Mobile barcodes seem to be about to go mainstream, with Nokia and Sony Ericsson pre-installing barcode readers on many of their handsets. Barcodes in mobile are generally used to retrieve web content. For example a barcode on a poster can be scanned and used to retrieve a web page where the user can win a prize. At the Mobile World Congress in Barcelona earlier this week, Virginia-based Neustar announced the first clearinghouse for barcodes, which allows barcodes from any advertiser or brand to be linked to web content independently of the barcode reader or service provider being used.
A Brief Guide to Barcodes
1D barcodes like the one on the right are familiar to all of us. These are the codes on products that are scanned at a supermarket checkout. The amount of data which a 1D barcode can carry is limited. 2D barcodes, like the one below, are more robust and can hold a much higher density of information. These are the barcodes used in mobile applications. Typically, a scanned barcode is used to retrieve a web page. Barcodes can be embedded in any kind of printed material such as product packaging, print advertising, posters and even web sites. A camera phone can also display a barcode, which allows a reader to identify it.
Direct barcodes have the URL of the associated content embedded in the code. With indirect barcodes, the URL is of an intermediate web site where the code is looked up in a database and the corresponding content URL is returned. This means that the content URL is dynamic and can be updated. Scanning the code from a mobile phone also allows contextual and demographic information about the mobile user to be retrieved and used to tailor the content returned.
There are myriad applications for 2D barcodes. Advertising and marketing is one favorite. Advertisers love barcodes because they are opt-in (the user chooses to retrieve the brand information) and trackable. Pepsi embedded 400 million 2D barcodes in products in the UK last year. Codes are also often used in supply chain and logistics management.
Barcodes displayed via mobile phones are used in ticketing applications like public transport in the Philippines or loyalty programs in stores like DIY retailer Hornbach in Germany. In South America, Telefonica is using barcodes to allow access to telecommunications services such as mobile package updates (when a user wants to update their service package by, say, adding an SMS bundle). Barcodes on a phone can even be used to authenticate the parties involved in mobile money transfers. Barcode vendor NeoMedia did a fundraising campaign for Haiti at the Mobile World Congress show, where attendees scanned posters around the conference site and NeoMedia contributed $1 for each scan. NeoMedia’s CEO Ian McCready told me that the number of barcode scans going through their system is up hundreds of percent in the last 6 months over the previous 6 months.
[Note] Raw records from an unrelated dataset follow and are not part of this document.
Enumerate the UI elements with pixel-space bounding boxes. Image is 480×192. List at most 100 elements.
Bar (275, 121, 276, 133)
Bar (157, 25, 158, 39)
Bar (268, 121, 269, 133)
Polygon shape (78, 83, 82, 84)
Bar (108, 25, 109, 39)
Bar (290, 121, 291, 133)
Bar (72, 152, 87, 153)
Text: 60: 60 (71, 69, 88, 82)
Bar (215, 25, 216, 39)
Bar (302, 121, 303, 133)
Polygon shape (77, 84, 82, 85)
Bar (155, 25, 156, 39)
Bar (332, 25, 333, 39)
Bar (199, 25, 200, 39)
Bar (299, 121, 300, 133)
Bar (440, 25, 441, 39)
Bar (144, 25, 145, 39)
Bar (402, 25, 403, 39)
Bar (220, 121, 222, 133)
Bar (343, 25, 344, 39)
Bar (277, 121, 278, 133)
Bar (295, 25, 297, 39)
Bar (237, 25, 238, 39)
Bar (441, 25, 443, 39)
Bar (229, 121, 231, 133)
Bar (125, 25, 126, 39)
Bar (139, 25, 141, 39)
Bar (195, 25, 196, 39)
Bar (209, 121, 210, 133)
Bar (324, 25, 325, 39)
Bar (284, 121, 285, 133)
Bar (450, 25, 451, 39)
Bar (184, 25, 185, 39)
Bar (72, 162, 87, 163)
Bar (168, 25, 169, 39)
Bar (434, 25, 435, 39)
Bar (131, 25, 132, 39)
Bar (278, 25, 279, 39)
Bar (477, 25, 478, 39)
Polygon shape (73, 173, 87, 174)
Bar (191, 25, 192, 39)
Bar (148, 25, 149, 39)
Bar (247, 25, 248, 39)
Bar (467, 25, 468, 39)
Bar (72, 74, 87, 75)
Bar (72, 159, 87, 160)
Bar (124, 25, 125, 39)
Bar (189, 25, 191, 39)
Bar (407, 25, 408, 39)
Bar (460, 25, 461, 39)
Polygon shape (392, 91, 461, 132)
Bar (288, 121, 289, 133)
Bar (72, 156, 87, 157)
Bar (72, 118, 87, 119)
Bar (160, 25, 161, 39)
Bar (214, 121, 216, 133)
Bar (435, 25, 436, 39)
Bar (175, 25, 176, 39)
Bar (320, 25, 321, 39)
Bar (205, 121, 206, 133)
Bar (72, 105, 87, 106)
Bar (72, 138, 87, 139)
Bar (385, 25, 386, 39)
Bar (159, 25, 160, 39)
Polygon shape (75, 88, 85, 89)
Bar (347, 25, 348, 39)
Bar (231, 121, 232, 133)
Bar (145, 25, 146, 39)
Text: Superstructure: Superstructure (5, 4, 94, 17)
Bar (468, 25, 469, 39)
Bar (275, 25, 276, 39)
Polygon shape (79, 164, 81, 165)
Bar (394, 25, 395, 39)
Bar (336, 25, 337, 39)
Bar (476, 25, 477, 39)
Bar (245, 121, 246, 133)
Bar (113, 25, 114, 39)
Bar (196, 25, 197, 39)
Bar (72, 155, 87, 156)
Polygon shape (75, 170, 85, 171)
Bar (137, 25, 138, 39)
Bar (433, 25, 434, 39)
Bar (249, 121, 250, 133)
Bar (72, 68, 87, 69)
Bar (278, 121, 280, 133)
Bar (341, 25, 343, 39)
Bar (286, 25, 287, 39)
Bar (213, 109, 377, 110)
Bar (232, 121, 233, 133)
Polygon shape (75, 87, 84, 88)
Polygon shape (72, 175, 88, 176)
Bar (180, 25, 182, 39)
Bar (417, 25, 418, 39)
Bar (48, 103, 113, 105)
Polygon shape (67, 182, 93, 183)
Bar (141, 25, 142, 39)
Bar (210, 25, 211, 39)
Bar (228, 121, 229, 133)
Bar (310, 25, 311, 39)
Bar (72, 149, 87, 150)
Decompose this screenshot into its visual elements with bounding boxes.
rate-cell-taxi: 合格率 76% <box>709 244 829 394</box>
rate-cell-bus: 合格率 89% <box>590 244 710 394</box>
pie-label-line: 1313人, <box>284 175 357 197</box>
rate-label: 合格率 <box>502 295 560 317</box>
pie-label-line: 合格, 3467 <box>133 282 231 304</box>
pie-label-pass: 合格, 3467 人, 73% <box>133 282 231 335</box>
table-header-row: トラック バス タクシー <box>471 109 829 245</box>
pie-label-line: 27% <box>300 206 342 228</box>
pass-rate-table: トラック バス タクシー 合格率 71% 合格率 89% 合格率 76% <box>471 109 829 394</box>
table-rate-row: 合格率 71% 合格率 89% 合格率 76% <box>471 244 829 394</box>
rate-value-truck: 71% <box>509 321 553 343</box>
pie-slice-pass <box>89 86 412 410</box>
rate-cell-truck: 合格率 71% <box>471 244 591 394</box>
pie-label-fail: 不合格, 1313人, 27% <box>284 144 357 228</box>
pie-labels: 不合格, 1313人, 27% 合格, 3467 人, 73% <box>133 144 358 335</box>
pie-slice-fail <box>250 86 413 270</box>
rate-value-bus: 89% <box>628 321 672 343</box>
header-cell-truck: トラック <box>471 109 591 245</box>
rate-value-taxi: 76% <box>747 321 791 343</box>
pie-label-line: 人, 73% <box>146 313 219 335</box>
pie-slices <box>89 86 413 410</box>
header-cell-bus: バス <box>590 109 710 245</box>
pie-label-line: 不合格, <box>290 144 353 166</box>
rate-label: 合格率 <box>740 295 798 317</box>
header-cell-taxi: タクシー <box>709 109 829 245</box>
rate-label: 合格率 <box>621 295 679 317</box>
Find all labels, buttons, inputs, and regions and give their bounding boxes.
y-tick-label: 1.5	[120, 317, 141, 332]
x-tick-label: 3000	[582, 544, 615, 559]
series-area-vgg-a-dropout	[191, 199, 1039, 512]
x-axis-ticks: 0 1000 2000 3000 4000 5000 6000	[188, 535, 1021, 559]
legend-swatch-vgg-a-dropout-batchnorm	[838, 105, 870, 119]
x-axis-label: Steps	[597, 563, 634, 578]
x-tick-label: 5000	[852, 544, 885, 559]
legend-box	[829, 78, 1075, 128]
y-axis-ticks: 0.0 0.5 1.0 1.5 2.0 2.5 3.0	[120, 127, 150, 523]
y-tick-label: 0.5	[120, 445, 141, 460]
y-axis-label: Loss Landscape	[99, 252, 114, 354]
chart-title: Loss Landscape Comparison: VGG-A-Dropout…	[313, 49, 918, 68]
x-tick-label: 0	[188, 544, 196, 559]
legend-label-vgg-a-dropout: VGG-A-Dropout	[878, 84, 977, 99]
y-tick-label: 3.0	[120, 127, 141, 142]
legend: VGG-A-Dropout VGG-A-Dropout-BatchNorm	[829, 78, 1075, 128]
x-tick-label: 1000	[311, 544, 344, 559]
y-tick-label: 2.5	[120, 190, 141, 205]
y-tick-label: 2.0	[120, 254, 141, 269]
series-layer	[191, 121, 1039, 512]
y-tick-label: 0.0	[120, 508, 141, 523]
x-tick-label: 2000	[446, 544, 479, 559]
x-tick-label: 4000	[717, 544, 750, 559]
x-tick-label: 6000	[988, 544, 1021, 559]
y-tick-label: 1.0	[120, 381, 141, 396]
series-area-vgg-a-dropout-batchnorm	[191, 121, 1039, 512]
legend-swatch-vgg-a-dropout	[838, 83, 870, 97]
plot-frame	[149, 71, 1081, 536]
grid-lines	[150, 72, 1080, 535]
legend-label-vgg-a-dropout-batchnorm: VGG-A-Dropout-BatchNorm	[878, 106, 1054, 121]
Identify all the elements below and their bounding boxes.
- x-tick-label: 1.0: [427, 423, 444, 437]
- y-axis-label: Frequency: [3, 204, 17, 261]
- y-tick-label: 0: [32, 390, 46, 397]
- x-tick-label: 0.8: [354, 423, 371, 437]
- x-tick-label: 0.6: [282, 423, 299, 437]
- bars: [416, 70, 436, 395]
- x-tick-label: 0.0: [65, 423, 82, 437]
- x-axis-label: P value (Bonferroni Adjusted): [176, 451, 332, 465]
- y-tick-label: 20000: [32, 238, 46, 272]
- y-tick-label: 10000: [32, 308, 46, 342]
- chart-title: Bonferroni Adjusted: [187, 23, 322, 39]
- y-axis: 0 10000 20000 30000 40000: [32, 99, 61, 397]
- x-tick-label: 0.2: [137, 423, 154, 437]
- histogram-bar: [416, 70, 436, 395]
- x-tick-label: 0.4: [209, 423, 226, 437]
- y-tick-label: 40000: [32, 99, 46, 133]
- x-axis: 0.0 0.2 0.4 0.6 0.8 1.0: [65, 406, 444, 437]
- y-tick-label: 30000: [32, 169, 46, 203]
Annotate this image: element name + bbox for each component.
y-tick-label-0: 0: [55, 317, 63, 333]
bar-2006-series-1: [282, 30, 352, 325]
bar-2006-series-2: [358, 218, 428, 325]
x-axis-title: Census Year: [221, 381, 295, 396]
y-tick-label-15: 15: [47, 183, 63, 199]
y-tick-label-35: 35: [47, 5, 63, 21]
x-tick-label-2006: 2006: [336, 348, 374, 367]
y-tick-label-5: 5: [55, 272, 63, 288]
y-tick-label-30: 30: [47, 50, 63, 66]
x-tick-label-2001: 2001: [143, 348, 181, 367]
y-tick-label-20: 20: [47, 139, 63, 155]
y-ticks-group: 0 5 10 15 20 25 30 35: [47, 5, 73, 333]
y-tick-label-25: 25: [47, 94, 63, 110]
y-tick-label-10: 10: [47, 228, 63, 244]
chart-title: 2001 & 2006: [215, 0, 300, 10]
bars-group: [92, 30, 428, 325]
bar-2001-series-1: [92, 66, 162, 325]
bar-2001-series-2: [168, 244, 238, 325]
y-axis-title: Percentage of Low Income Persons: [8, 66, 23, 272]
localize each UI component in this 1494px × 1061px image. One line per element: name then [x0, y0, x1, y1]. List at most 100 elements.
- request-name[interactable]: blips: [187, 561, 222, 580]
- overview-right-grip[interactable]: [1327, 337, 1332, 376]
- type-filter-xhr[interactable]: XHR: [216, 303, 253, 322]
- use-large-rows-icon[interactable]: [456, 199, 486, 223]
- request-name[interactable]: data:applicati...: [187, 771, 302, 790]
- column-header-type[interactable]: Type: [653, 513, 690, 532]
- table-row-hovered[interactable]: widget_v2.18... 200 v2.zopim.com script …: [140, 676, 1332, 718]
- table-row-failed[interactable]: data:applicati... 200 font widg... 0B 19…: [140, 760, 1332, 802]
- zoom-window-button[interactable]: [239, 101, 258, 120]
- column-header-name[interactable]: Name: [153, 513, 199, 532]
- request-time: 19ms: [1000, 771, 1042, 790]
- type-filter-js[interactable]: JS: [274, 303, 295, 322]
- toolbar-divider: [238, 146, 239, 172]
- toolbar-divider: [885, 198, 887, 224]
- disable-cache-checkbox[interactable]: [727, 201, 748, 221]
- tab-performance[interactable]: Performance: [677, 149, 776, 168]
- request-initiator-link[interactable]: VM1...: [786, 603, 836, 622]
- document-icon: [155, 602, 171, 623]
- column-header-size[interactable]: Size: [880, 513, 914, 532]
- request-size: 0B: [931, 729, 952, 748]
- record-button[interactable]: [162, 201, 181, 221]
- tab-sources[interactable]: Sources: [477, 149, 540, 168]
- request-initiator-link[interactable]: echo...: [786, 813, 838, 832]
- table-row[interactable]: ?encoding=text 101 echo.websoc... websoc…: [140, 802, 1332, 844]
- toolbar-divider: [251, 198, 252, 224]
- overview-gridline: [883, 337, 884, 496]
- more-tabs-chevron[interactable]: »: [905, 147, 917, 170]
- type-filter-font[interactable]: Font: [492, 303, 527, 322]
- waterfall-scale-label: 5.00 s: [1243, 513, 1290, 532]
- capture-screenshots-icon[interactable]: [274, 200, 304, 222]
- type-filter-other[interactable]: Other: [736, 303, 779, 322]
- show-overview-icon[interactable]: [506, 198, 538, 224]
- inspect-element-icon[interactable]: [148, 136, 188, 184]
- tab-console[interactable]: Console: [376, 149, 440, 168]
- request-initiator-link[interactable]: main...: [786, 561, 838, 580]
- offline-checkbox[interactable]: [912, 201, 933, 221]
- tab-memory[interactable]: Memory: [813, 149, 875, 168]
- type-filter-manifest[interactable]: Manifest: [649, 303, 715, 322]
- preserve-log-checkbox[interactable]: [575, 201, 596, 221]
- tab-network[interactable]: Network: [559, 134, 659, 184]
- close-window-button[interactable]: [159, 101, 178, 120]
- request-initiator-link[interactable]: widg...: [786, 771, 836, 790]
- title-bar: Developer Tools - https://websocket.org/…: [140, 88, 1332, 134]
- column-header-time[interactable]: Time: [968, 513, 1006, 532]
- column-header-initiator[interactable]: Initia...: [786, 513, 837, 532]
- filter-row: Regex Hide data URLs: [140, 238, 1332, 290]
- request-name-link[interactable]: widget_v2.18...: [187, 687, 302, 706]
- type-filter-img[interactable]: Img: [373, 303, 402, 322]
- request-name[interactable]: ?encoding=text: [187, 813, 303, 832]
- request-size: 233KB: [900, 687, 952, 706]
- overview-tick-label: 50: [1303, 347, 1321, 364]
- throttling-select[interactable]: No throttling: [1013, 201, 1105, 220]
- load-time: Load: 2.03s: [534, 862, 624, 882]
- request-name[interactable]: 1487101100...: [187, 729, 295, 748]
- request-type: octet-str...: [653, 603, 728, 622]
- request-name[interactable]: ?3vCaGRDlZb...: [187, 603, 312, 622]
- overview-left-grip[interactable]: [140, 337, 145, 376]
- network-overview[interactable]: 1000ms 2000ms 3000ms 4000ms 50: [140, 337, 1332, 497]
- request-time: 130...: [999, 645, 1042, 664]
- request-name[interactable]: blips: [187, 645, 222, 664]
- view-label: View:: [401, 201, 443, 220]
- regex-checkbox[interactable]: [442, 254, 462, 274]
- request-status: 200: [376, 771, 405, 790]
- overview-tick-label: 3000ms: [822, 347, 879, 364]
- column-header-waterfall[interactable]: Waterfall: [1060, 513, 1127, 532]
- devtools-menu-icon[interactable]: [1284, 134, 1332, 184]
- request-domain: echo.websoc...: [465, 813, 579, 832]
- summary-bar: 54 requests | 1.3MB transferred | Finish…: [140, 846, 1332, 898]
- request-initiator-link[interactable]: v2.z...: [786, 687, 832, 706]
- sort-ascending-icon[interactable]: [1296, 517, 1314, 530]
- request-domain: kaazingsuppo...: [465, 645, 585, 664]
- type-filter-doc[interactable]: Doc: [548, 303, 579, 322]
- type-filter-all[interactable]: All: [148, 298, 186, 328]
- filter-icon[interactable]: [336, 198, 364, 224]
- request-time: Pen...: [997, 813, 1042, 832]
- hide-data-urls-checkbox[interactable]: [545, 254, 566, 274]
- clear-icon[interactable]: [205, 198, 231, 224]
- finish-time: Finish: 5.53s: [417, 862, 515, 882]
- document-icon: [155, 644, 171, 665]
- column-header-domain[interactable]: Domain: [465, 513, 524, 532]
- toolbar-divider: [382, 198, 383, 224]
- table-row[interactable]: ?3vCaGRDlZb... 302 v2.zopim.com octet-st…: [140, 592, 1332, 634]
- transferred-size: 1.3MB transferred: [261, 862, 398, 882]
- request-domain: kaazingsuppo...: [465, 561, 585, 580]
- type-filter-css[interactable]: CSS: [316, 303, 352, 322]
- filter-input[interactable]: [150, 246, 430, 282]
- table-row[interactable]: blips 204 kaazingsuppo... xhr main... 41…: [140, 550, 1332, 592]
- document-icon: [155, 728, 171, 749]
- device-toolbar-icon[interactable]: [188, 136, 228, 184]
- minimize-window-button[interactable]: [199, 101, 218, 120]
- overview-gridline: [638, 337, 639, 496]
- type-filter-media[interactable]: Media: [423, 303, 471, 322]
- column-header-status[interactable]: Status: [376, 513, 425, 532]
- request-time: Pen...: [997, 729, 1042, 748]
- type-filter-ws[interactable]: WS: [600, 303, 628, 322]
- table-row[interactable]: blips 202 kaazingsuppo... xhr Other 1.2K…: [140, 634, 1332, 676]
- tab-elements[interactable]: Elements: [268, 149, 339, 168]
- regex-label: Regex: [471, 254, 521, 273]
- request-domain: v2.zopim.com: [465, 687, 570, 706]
Obstacles in the Barcode Market
A number of obstacles have prevented barcodes from going mainstream in mobile in the US, although they are already widely used in Japan. First of all, the readers need to be available on phones. Pre-installs of barcode readers are increasing, but users need to be educated on how to use the barcodes once they have a reader. The barcode market has lacked standards and interoperability, although NeoMedia said that great progress has been made in that area in the last 18 months. Finally, indirect barcodes could not be enabled across all players in the barcode ecosystem because of the lack of a neutral clearinghouse, although particular vendors could of course implement a clearinghouse for the barcodes of their own customers.
So Neustar’s clearinghouse announcement supplies one of the final parts of the puzzle. Neustar’s VP of mobile services, Diane Strahan told me that the clearinghouse will give advertisers more control over how a barcode associated with their brand is used. For example, it prevents counterfeit barcodes associated with the brand being used to execute fraud or copyright infringement. It allows mobile carriers to add additional data, and it means advertisers can customize and update the content associated with a barcode. Neustar will charge a transaction fee per scan for use of the clearinghouse.
Neomedia and Neustar are both publicly traded companies. Neomedia is based in Atlanta and has 30 employees. Neustar was founded in 1996 in Sterling, Virgina and has 800 employees.